Stede calls a meeting after a week of being on the ship. He lingers towards the front of the deck, Blackbeard- or is it Ed, now?- hovering by his side. 

 

“I know this has been a very confusing time for us all,” Stede says. “And I want you all to know that Ed and I have come to a resolution.” 

 

A resolution?

 

“I will be taking over as Captain of the Revenge,” Stede continues. From across the deck, Pete hears Izzy hiss through his teeth. 

 

“And Ed will remain on board. His sailing expertise and years of experience will be invaluable-”

 

“He killed Lucius.” 

 

It's the first time Pete has spoken his lover’s name in days, staring up at the captain with bloodshot eyes. Stede is struck dumb. 

 

“He killed Lucius,” Pete repeats, taking a few slow steps forward. “And he gets off scot-free?”

 

“Pete-” Stede says, and Pete glares at him.

 

“I’m not talking to you,” he spits out. He points to Ed, who looks like he wants to run, and isn’t that pathetic? He can push Lucius over the side of the ship without a second thought, but this, Pete’s anger, he can’t handle?

 

Pete thinks they've never been less alike. 

 

“He was helping you,” Pete says, and he hates the way his voice breaks. “He wanted to help you. And you killed him.”

 

Blackbeard’s eyes drop to the ground. “I’m sorry.” 

 

“Don’t tell me you’re fucking sorry!” Pete yells, and Blackbeard jumps with the force of it, Stede stepping in front of him protectively.
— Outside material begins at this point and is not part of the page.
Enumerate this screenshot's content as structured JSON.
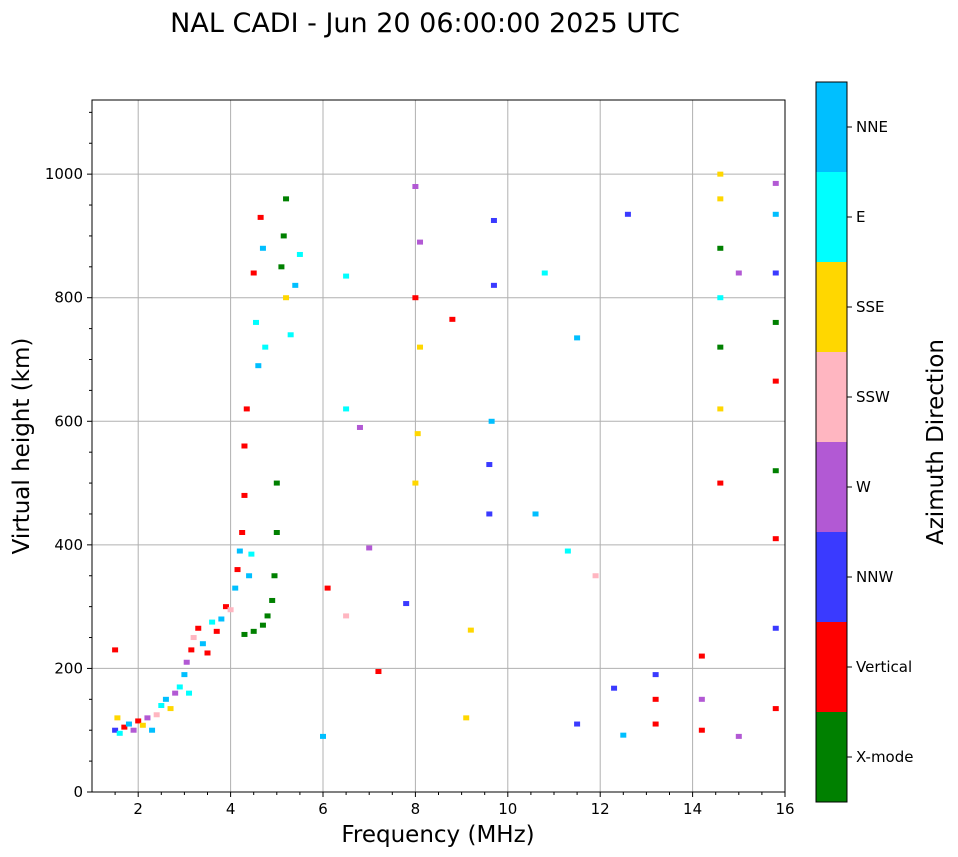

Pete shakes his head, stepping back, tears pricking at his eyes. 

 

“Either he goes, or I walk,” Pete says, because he can’t stay here in a place where Lucius’s murderer is walking free. 

 

And he knows it's not a choice for Stede, knows that no matter what, between Pete and Blackbeard it’ll be Blackbeard every time, but he has to say it. 

 

Stede’s eyes are sad when he nods. “I wish it could be different.” 

 

***

Pete packs his things, what few things he has left, searching the ship for anything that Lucius might have held, might have touched. In the end, he takes Stede’s journal, pages filled with Lucius’s handwriting, and even though Pete can’t read a word of it he dares Stede to say a thing about it. 

 

He leaves as quickly as he can, and when he steps on deck, he is surprised to see that he isn’t alone. Frenchie stands near the dinghy, guitar slung across his shoulder, leaning against the railing. Oluwande and Jim stand nearby, hand clasped together, bags on the ground next to them. 

 

“What are you guys doing?” Pete asks, advancing towards the small group. 

 

“You want some company, mate?” Frenchie asks. 

 

“We want to come with you,” Jim adds. 

 

It makes sense, Pete thinks. He’s seen the way that Frenchie skitters around deck these last few days, the way he leaves a room when Blackbeard enters. He’s seen the sallowness of Jim’s skin, the way they squint at the sun, knows that they’ve been locked in the brig for months, and he knows that wherever Jim goes, Oluwande goes. 

 

He’s not the only one who can’t forgive Blackbeard. 

 

His throat feels tight. He always thought that if he left, he’d be leaving alone, the way he always left crews. This is better. 

 

They’re all piled into the dingy when there’s the sound of a throat clearing behind them. Pete turns, only to see Izzy Hands, a rucksack in his arms and a shockingly hesitant look on his face. 

 

“No.” Pete says without explanation, turning to lower the boat to the water- but Izzy grabs his wrist. 

 

“Please,” Blackbeard’s first mate says. “I just need to get to port.” 

 

Izzy glances behind him, sees Ed standing near the mast, hand in hand with Stede. “My captain is dead.” 

 

Pete studies him, studies this man who made him so enraged only months ago for the way he looked at Lucius, remembers the way Lucius made him back down, and wonders what Lucius would do. 

 

In the end, he decides, Izzy isn’t the one who killed Lucius. If he needs to get away from Blackbeard, too, who is Pete to deny him?

 

It isn’t until he receives a nod from Jim and Frenchie that he allows Izzy to clamber on to the dinghy as well. 

 

The last thing they see as they row away is Stede standing at the railing, watching them with a morose expression.